244. Shortest Word Distance II

This is a follow up of Shortest Word Distance. The only difference is now you are given the list of words and your method will be called repeatedly many times with different parameters. How would you optimize it?

Design a class which receives a list of words in the constructor, and implements a method that takes two words word1 and word2 and return the shortest distance between these two words in the list.

For example,
Assume that words = [“practice”, “makes”, “perfect”, “coding”, “makes”].
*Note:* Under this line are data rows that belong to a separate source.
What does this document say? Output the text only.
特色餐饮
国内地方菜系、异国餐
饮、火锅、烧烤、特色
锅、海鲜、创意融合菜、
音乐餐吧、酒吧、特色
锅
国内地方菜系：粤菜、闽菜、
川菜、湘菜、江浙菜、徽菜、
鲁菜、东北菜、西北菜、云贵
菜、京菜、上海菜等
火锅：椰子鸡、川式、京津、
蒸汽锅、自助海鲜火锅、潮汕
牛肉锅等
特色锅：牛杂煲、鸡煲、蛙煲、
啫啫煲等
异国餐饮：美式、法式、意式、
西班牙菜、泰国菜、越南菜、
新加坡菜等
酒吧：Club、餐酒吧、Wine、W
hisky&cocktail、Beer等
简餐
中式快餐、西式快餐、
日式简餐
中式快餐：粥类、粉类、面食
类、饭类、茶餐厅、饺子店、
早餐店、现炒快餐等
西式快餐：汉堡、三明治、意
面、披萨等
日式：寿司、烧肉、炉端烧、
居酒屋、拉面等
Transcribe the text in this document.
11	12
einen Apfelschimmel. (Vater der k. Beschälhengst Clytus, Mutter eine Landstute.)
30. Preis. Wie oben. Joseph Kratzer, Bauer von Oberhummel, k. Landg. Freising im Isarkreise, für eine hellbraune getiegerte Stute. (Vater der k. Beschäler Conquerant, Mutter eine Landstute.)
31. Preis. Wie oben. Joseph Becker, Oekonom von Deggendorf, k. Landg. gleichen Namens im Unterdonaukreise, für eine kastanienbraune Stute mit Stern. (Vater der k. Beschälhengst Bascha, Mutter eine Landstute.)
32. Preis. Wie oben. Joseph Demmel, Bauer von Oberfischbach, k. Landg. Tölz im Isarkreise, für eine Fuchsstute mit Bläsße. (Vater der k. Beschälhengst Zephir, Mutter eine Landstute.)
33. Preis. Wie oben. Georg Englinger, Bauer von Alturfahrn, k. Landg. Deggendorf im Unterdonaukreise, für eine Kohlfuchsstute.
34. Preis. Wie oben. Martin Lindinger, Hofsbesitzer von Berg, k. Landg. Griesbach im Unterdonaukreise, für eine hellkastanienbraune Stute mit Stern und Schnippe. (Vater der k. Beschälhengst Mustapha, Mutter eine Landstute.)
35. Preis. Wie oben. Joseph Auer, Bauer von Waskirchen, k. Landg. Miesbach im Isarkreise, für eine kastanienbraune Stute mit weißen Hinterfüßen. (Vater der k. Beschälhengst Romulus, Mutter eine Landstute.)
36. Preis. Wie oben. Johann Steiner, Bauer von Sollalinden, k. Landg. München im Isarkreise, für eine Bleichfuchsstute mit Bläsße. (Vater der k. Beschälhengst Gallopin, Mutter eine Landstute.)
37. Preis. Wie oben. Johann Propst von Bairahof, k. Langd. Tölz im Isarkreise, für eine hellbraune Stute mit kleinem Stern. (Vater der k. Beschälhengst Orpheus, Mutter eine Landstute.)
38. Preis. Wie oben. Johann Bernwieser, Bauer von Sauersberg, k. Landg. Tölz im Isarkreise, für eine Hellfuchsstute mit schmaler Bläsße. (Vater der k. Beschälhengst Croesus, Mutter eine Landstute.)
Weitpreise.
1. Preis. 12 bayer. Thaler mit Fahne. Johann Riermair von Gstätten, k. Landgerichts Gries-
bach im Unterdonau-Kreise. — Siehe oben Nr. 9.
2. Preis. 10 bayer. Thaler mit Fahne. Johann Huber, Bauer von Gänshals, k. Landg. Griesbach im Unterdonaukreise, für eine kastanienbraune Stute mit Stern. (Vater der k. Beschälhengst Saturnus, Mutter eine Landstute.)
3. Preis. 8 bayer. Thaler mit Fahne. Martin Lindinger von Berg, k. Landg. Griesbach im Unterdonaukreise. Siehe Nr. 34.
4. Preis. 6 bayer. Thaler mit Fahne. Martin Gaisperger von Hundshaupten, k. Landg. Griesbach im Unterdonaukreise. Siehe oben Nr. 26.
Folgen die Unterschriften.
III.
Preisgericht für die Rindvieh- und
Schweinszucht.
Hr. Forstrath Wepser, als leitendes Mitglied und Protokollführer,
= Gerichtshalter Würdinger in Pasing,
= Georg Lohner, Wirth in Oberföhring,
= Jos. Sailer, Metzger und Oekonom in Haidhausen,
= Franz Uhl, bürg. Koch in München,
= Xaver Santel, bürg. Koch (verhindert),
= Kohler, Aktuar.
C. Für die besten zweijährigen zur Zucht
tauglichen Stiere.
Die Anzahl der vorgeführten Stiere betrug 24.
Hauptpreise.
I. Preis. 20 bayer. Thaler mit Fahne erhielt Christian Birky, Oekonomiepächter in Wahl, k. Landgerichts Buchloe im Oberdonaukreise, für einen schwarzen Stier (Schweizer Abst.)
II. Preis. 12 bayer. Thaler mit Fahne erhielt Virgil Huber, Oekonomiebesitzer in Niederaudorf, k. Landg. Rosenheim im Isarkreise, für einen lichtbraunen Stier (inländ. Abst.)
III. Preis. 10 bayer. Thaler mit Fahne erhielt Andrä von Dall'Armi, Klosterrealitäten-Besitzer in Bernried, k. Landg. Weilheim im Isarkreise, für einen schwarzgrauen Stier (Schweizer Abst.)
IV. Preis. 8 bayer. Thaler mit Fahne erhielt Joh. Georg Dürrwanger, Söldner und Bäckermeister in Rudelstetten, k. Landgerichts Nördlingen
Given word1 = “coding”, word2 = “practice”, return 3.
Given word1 = “makes”, word2 = “coding”, return 1.

Note:
You may assume that word1 does not equal to word2, and word1 and word2 are both in the list.

解法1：

先用hashmap没有疑问，之后在map中寻找最近的一对pair的时候可以用O(m+n)的复杂度解决，诀窍就是two pointers
按照大小顺序移动两个pointer

C++

Java

public class WordDistance {

    HashMap<String, List<Integer>> map = null;
    public WordDistance(String[] words) {
        map = new HashMap<String, List<Integer>>();   
        for (int i = 0; i < words.length; i++) {
            String word = words[i];
            if (!map.containsKey(word)) {
                map.put(word, new ArrayList<Integer>());
            }
            map.get(word).add(i);
        }
    }

    public int shortest(String word1, String word2) {
        List<Integer> index1 = map.get(word1);
        List<Integer> index2 = map.get(word2);

        int res = Integer.MAX_VALUE;
        int i = 0, j = 0;
        while (i < index1.size() && j < index2.size()) {

            int ii = index1.get(i);
            int jj = index2.get(j);

            res = Math.min(res, Math.abs(jj - ii));

            if (ii < jj) {
                i++;
            } else {
                j++;
            }
        }

        return res;
    }
}

/**
 * Your WordDistance object will be instantiated and called as such:
 * WordDistance obj = new WordDistance(words);
 * int param_1 = obj.shortest(word1,word2);
 */